Non aveva più alcuna remora. Io e Alberto chinammo il capo e li seguimmo, entrammo nella sua camera aspettando pazientemente che i due facessero sesso. Alberto con le mani dietro la schiena, il capo chino e il cazzo turgido, mentre io cercavo quasi di non guardare, ma non posso nascondere che anche io ebbi un’erezione molto prolungata nel vedere il bellissimo corpo di Diana completamente nudo, il suo fare provocante e al contempo estremamente dominante, e nel sentire i suoi ordini risuonare nella casa.
Quella serata ebbe praticamente termine con loro due che si riposavano nel letto. Diana lo aveva fatto venire due volte ma penso che anche Luca, come me e Alberto, avrebbe potuto avere anche altre erezioni. Eravamo davvero giocattoli sessuali in possesso di quella donna. Pretese poi che il marito le ripulisse la vagina impregnata dello sperma di Luca, ennesima umiliazione per Alberto che comunque obbedì senza tentennamenti. Appena fuori da quella stanza dove eravamo stati costretti a osservare quelle scene di sesso, io me ne andai subito nella mia stanza, imitato da Alberto. Ci scambiammo un breve e mi ritrovai in quella stanza non mia, in quella casa che non mi apparteneva. Una casa nella quale avevo vissuto dei momenti erotici straordinari, ma dove ero soltanto uno schiavo ai comandi di una donna. Avevo comunque preso la mia decisione. Me ne dovevo andare. Quello a cui avevo assistito quella sera era troppo. Davvero troppo per me. Avevo accettato di dividerla con il marito, ma non ce l’avrei fatta a dividerla anche con altri uomini. Il potere che aveva scoperto Diana l’aveva cambiata completamente. Aspettai che fosse notte inoltrata, misi nella mia valigia ciò che avevo e sgattaiolando come un ladro me ne andai.
Per fortuna, la mia casa ancora non l’avevo data in affitto e almeno avevo un tetto sotto cui dormire, ma ero senza un lavoro e con due soldi in banca che mi sarebbero bastati appena per sopravvivere qualche mese. Faticai a prendere sonno. Che cosa sarebbe successo quando la mattina Diana avrebbe scoperto la mia assenza? L’avrebbe presa con un’alzata di spalle o sarebbe venuta a cercarmi? E, in questo caso, cosa mi avrebbe fatto? Avevo una paura folle di lei. Sapevo che avrebbe potuto farmi qualsiasi cosa senza che io potessi oppormi. Mi immaginavo lei che mi caricava sulle sue spalle e mi riportava nella sua villa dove poi mi incatenava al muro in una stanza segreta, senza cibo e senza acqua, e tremavo al solo pensiero. Forse, una cosa del genere sarebbe stata esagerata anche per lei ma non era escluso che poteva venire a casa mia, picchiarmi a sangue e lasciarmi steso sul pavimento con diverse ossa rotte. E quello era in grado di farlo. E le sarebbe anche piaciuto. Riuscii comunque a crollare dal sonno e fu un sonno molto agitato.

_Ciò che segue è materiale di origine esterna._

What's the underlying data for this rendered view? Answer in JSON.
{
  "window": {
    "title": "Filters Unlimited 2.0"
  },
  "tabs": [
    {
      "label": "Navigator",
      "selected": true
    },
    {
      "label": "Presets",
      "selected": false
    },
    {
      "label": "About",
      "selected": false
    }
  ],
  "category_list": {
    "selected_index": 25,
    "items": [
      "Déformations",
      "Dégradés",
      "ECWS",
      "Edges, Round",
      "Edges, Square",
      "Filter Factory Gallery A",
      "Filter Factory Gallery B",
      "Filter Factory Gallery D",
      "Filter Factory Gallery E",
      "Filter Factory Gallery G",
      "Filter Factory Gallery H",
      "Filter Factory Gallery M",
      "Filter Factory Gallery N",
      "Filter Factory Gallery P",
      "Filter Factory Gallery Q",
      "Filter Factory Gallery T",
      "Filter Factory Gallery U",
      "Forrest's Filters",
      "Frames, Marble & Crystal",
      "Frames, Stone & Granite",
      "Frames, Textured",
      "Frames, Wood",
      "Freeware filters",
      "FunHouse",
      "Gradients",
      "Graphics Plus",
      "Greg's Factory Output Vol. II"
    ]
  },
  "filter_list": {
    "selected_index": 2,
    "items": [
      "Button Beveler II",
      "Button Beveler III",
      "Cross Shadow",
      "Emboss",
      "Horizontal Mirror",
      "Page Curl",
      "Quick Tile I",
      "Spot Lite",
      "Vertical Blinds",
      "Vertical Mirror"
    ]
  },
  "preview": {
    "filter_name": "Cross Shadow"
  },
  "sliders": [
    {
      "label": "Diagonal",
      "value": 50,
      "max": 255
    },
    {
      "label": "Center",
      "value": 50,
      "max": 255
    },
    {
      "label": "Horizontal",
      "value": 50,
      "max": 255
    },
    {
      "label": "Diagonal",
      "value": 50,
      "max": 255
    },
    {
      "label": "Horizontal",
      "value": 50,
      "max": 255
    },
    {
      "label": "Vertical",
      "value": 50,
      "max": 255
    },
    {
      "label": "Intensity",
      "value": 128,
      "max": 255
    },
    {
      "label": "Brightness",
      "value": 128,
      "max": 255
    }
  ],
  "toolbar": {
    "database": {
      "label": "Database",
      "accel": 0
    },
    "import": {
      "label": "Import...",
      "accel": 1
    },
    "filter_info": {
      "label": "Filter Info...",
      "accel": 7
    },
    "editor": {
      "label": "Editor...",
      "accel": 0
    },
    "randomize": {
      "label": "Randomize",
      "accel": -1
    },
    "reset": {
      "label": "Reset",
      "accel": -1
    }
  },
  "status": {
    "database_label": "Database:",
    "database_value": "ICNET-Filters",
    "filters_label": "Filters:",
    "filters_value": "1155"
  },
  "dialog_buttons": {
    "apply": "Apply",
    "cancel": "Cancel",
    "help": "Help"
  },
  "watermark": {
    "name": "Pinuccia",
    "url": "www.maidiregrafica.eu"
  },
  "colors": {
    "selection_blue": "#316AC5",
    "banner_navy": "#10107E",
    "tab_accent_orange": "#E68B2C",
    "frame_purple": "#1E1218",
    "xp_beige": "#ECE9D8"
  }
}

Cosa mi attendeva al risveglio?
Quando mi svegliai al mattino inoltrato, mi accorsi non c’era stato alcun segnale da parte sua e io potei godermi la mia prima giornata di libertà dopo tanto tempo. Godermi? Non era proprio la parola adatta. Il piacere vero e proprio io lo trascorrevo quando stavo accanto a lei. Cercavo di mettere a fuoco quel periodo che avevo vissuto a casa sua e il risultato mi lasciava sconvolto. A parte le percosse, io non ci stavo male. Avevo anche metabolizzato tutte le pratiche che mi faceva e non avevo più alcun tipo di problema nell’accettarle. Lo strap-on non mi faceva più tanto male, la cenere della sua sigaretta era un po’ fastidiosa ma niente di particolarmente pesante, e la sua urina non mi faceva più schifo. Ma, soprattutto, averla insieme ad altri uomini era pur meglio di non averla per niente. Cercavo di togliere quei pensieri dalla mia testa. Mi dicevo che io ero nato per una vita normale con una brava ragazza al mio fianco, e non come schiavo di una donna sadica e violenta. Tuttavia, era impossibile per me non pensare a lei in continuazione e vedere i tantissimi aspetti positivi che c’erano all’interno di quel tipo di rapporto.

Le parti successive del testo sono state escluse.